DANBURY, Conn. - For more than a decade they toiled in the strange, boxy-looking building on the hill above the municipal airport, the building with no windows (except in the cafeteria), the building filled with secrets.
They wore protective white jumpsuits, and had to walk through air-shower chambers before entering the sanitized "cleanroom" where the equipment was stored.
They spoke in code.
Few knew the true identity of "the customer" they met in a smoke-filled, wood-paneled conference room where the phone lines were scrambled. When they traveled, they sometimes used false names.
At one point in the 1970s, there were more than 1,000 people in the Danbury area working on The Secret. And though they worked long hours under intense deadlines, sometimes missing family holidays and anniversaries, they could tell no one - not even their wives and children - what they did.
They were engineers, scientists, draftsmen and inventors - "real cloak-and-dagger guys," says Fred Marra, 78, with a hearty laugh.
He is sitting in the food court at the Danbury Fair mall, where a group of retired co-workers from the former Perkin-Elmer Corp. gather for a weekly coffee. Gray-haired now and hard of hearing, they have been meeting here for 18 years. But until recently, they were forbidden to speak about the greatest achievement of their professional lives.
"Ah, Hexagon," Ed Newton says, gleefully exhaling the word that stills feels almost treasonous to utter in public.
It was dubbed "Big Bird," and it was considered the most successful space spy satellite program of the Cold War era
From 1971 to 1986 a total of 20 satellites were launched, each containing 60 miles of film and sophisticated cameras that orbited the earth snapping vast, panoramic photographs of the Soviet Union, China and other potential foes. The film was shot back through the earth's atmosphere in buckets that parachuted over the Pacific Ocean, where C-130 Air Force planes snagged them with grappling hooks.
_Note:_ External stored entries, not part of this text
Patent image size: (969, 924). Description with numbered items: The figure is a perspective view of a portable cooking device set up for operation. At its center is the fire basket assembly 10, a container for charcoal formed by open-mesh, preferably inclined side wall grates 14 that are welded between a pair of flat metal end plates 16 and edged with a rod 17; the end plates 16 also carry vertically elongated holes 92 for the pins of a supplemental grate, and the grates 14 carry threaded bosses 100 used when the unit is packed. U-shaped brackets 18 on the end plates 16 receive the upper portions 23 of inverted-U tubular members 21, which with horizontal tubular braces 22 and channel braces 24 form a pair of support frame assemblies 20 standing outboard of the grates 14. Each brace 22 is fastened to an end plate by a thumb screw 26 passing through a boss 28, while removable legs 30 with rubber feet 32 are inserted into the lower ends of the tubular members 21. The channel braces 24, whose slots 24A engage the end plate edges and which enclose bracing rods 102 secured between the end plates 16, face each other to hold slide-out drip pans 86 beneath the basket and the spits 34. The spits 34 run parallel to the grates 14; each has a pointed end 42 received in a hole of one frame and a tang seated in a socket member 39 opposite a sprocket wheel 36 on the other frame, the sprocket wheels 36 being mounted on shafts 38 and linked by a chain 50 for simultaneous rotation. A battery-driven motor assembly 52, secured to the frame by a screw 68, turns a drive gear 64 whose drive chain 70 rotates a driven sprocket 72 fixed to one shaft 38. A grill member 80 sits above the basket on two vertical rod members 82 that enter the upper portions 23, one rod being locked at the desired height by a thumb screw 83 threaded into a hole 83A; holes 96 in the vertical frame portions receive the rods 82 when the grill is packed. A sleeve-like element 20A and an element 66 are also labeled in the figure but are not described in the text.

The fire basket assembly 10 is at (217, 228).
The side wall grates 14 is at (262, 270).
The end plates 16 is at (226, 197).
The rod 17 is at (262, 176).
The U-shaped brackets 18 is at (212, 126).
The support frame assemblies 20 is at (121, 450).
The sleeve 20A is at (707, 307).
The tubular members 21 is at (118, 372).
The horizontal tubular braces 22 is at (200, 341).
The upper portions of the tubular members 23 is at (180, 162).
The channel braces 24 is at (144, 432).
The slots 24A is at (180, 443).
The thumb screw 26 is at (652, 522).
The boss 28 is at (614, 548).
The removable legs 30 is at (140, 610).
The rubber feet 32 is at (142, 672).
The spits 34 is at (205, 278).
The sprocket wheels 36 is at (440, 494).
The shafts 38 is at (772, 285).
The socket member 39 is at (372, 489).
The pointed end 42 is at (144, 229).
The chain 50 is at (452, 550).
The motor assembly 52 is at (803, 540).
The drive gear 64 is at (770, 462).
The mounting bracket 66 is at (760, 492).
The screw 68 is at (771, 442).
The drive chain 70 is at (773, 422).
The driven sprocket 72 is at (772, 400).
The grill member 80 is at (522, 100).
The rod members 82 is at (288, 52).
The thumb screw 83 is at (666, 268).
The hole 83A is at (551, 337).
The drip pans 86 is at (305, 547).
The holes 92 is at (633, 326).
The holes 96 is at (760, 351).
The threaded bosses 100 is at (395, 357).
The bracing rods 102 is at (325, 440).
The scale, ambition and sheer ingenuity of Hexagon KH-9 was breathtaking. The fact that 19 out of 20 launches were successful (the final mission blew up because the booster rockets failed) is astonishing.
So, too, is the human tale of the 45-year-old secret that many took to their graves.
Hexagon was declassified in September. Finally Marra, Newton and others can tell the world what they worked on all those years at "the office."
"My name is Al Gayhart, and I built spy satellites for a living," announced the 64-year-old retired engineer to the stunned bartender in his local tavern as soon as he learned of the declassification. He proudly repeats the line any chance he gets.
"It was intensely demanding, thrilling and the greatest experience of my life," says Gayhart, who was hired straight from college and was one of the youngest members of the Hexagon "brotherhood."
He describes the white-hot excitement as teams pored over hand-drawings and worked on endless technical problems, using "slide-rules and advanced degrees" (There were no computers.), knowing they were part of such a complicated space project. The intensity would increase as launch deadlines loomed and on the days when "the customer" - the CIA and later the Air Force - came for briefings. On at least one occasion, former President George H.W. Bush, who was then CIA director, flew into Danbury for a tour of the plant.
Though other companies were part of the project - Eastman Kodak made the film and Lockheed Corp. built the satellite - the cameras and optics systems were all made at Perkin-Elmer, then the biggest employer in Danbury.
"There were many days we arrived in the dark and left in the dark," says retired engineer Paul Brickmeier, 70.
Joseph Prusak, 76, said when he was briefed on Hexagon, he wondered if he had made the biggest mistake of his life.
"I thought they were crazy," said Prusak, who had worked as an engineer on earlier civil space projects. "They envisaged a satellite that was 60 foot long and 30,000 pounds and supplying film at speeds of 200 inches per second. The precision and complexity blew my mind."
Several years later, after numerous successful launches, he was shown what Hexagon was capable of - an image of his own house in suburban Fairfield.
"This was light years before Google Earth," Prusak said. "And we could clearly see the pool in my backyard."
There had been earlier space spy satellites - Corona and Gambit. But neither had the resolution or sophistication of Hexagon, which took close-range pictures of Soviet missiles, submarine pens and air bases, even entire battalions on war exercises.
According to the National Reconnaissance Office, a single Hexagon frame covered a ground distance of 370 nautical miles, about the distance from Washington to Cincinnati. Early Hexagons averaged 124 days in space, but as the satellites became more sophisticated, later missions lasted twice as long.
"At the height of the Cold War, our ability to receive this kind of technical intelligence was incredible," says space historian Dwayne Day. "We needed to know what they were doing and where they were doing it, and in particular if they were preparing to invade Western Europe. Hexagon created a tremendous amount of stability because it meant American decision-makers were not operating in the dark."